My video poetry engages with diasporic identities, emotions and memories. I express experiences of isolation, displacement and belonging alongside the constant negotiation between alienation and affinity. The geographical and mental spaces I recreate in my art bring to life the complexity of what it means to be a migrant. Within these sites, I often bring out gender and sexuality beyond a singular coherent subject.
My artistic practice is inspired by Asian spiritual approaches and philosophies of reincarnation and inter-connectedness. In my video poetry, I adopt elements of the Punjabi storytelling device Jugni – a fable creature (firefly) that lands in different places and observes in order to learn something new. Through variations of this folk technique, I decentre the human being as the omnipotent subject or object of the story. My art often features aspects of everyday life – clothes hanging, sitting and waiting, getting dressed, sleeping, travelling on transit, watching through windows, and interacting with nature’s companions. I juxtapose these traces and observations within a multiplicity of places and positions: city, villages, homes, staircases, streets, rooftops, institutions. By using poetic arrangement, spiritual iterations, and nuanced repetitions, I unleash the extraordinary hopes and relationships underneath these ordinary events.

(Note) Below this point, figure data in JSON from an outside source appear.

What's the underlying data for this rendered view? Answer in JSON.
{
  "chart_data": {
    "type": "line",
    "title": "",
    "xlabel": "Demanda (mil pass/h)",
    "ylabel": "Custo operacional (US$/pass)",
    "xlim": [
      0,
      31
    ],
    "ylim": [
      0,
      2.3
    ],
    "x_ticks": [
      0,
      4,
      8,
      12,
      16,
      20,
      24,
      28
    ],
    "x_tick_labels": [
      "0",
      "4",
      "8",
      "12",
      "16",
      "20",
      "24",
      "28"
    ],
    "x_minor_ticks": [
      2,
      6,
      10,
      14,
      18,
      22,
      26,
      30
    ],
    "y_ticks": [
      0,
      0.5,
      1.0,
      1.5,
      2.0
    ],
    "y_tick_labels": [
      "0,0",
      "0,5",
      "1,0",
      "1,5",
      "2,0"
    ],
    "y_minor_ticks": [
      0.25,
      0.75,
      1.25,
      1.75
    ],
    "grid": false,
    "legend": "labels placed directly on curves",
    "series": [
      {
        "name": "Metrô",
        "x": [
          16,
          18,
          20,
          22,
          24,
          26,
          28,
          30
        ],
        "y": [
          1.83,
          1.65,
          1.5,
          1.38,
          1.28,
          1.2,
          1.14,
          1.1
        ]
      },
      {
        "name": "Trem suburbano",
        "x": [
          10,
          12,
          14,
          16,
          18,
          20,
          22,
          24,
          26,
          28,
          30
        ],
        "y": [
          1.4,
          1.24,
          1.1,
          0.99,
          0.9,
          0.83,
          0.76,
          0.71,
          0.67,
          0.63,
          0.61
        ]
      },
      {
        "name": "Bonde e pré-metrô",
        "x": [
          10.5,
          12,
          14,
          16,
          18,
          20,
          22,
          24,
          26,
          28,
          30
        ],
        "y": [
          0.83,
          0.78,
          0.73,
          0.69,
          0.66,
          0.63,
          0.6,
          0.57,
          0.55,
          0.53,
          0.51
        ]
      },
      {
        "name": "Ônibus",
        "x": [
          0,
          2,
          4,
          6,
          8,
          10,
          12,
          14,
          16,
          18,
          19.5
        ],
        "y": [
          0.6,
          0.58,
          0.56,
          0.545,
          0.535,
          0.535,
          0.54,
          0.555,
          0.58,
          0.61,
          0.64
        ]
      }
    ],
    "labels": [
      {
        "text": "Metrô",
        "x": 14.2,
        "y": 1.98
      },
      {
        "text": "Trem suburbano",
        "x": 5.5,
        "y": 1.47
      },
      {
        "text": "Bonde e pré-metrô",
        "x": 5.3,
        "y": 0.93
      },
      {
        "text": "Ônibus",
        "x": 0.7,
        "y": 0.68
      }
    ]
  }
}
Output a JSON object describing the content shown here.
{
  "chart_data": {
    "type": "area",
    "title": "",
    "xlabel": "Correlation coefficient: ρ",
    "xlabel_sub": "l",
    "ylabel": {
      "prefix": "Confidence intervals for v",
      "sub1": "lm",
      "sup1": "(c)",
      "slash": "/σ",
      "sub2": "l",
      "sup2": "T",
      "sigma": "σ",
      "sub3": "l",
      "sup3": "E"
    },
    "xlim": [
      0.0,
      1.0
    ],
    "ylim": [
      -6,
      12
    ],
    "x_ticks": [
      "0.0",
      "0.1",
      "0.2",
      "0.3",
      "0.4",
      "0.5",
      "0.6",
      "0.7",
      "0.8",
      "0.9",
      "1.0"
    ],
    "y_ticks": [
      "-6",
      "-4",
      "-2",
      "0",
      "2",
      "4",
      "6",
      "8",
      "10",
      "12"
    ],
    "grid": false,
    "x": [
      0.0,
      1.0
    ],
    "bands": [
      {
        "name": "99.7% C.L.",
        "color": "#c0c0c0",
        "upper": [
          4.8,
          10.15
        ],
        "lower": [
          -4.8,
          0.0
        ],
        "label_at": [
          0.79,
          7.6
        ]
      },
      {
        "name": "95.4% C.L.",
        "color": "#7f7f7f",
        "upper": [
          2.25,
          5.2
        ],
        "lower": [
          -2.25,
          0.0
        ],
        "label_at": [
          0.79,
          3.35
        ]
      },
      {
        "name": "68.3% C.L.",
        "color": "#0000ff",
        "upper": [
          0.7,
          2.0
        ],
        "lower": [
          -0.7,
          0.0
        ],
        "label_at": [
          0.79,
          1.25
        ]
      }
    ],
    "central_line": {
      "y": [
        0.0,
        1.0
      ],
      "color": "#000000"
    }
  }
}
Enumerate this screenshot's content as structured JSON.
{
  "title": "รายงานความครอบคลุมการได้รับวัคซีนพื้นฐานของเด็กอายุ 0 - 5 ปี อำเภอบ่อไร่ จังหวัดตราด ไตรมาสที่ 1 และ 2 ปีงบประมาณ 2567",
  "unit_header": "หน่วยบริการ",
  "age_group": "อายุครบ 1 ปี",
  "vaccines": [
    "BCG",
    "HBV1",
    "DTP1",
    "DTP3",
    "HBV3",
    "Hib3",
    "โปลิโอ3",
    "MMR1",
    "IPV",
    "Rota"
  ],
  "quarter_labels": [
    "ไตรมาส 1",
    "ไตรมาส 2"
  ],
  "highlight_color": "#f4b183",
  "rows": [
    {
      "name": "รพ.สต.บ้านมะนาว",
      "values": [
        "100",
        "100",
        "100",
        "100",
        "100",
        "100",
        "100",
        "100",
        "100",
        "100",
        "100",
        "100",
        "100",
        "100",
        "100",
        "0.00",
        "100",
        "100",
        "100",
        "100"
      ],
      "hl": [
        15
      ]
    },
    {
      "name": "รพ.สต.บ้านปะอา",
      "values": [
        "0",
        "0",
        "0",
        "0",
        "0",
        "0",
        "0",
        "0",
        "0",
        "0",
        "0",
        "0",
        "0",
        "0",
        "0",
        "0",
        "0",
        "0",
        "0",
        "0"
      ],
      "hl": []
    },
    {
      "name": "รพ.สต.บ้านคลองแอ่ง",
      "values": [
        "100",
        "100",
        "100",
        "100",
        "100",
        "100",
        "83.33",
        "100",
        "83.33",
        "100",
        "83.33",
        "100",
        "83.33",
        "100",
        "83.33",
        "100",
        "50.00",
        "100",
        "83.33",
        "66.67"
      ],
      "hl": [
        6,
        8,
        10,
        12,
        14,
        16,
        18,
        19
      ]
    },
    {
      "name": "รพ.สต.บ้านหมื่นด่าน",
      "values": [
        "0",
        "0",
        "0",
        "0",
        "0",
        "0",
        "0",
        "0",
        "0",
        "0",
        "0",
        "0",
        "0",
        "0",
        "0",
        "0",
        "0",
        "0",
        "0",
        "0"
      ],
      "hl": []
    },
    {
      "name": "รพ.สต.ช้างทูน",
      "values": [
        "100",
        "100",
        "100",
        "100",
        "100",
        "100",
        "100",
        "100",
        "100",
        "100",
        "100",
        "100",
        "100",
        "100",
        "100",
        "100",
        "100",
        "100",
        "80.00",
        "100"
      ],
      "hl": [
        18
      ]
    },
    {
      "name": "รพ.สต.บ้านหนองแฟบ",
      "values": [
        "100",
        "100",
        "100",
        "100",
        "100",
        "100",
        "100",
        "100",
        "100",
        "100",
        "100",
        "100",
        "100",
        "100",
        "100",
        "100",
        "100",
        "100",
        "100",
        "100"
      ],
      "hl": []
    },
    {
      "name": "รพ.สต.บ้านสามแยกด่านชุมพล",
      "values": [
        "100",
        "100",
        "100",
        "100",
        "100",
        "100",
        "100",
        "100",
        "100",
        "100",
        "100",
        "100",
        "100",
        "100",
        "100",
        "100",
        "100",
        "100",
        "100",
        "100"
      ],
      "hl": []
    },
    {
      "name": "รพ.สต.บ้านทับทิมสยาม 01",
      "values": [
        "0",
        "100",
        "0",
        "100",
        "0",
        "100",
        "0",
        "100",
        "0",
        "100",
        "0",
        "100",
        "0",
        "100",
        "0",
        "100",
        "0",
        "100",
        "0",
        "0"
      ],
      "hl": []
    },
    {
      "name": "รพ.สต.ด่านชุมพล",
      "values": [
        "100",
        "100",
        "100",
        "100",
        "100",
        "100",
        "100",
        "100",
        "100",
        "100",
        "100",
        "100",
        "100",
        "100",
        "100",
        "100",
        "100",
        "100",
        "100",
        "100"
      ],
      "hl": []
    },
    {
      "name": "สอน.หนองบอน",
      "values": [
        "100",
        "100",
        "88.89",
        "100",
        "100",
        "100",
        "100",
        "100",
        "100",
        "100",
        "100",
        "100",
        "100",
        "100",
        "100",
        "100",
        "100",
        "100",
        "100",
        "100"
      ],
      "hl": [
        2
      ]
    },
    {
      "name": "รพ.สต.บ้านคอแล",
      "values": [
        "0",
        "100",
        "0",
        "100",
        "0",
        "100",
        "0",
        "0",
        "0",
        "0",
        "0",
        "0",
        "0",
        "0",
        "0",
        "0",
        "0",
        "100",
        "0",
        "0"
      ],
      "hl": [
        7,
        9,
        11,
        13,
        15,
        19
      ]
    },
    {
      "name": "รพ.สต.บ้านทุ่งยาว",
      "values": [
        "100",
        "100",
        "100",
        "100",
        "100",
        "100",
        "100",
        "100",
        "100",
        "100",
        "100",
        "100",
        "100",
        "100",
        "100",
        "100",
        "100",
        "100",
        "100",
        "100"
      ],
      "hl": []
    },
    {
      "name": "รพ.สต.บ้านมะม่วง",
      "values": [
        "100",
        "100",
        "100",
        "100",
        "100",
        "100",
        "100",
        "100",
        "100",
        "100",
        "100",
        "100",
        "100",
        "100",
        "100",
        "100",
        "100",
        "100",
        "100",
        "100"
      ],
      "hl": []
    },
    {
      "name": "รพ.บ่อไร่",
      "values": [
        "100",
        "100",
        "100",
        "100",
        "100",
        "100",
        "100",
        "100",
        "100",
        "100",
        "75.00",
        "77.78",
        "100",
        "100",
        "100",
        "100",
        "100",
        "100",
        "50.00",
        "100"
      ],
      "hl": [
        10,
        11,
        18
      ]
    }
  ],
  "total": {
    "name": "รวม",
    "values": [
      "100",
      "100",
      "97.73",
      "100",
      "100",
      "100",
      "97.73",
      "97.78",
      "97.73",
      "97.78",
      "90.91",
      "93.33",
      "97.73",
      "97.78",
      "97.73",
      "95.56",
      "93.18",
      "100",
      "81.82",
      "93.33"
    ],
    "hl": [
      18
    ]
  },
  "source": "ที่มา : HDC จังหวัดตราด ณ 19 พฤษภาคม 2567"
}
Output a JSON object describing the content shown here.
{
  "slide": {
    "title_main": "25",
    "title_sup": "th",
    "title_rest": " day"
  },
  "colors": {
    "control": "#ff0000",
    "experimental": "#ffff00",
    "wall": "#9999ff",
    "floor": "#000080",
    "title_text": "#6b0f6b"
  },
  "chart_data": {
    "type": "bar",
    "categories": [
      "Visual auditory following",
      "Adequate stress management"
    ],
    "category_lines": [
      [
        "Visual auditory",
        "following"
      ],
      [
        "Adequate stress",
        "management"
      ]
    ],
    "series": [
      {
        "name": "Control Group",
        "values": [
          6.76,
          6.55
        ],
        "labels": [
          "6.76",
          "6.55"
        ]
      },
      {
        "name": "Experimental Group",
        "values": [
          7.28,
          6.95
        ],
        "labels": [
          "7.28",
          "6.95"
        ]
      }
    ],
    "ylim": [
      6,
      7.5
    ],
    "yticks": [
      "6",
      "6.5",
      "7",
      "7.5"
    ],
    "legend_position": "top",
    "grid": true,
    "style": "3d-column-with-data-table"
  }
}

Through my devotional approach to artwork, I invite the possibility of communicating stories and sentiments outside of the human actions and verbalizations that are usually considered meaningful. My video poetry is often silent in words – in meditation with nature, water, birds, hidden creatures. Recurring memories leap time and space. The cyclical, fragmented and poetic narrative I use disrupts linear progression and human-centric completeness. Instead, I interweave life-death, nature-city, animal-human and reality-fantasy. I do this to open up potential for identity and community beyond confined practices of the self as bounded, coherent and autonomous. Jugni helps me to give political, social, spiritual commentaries on the places travelled.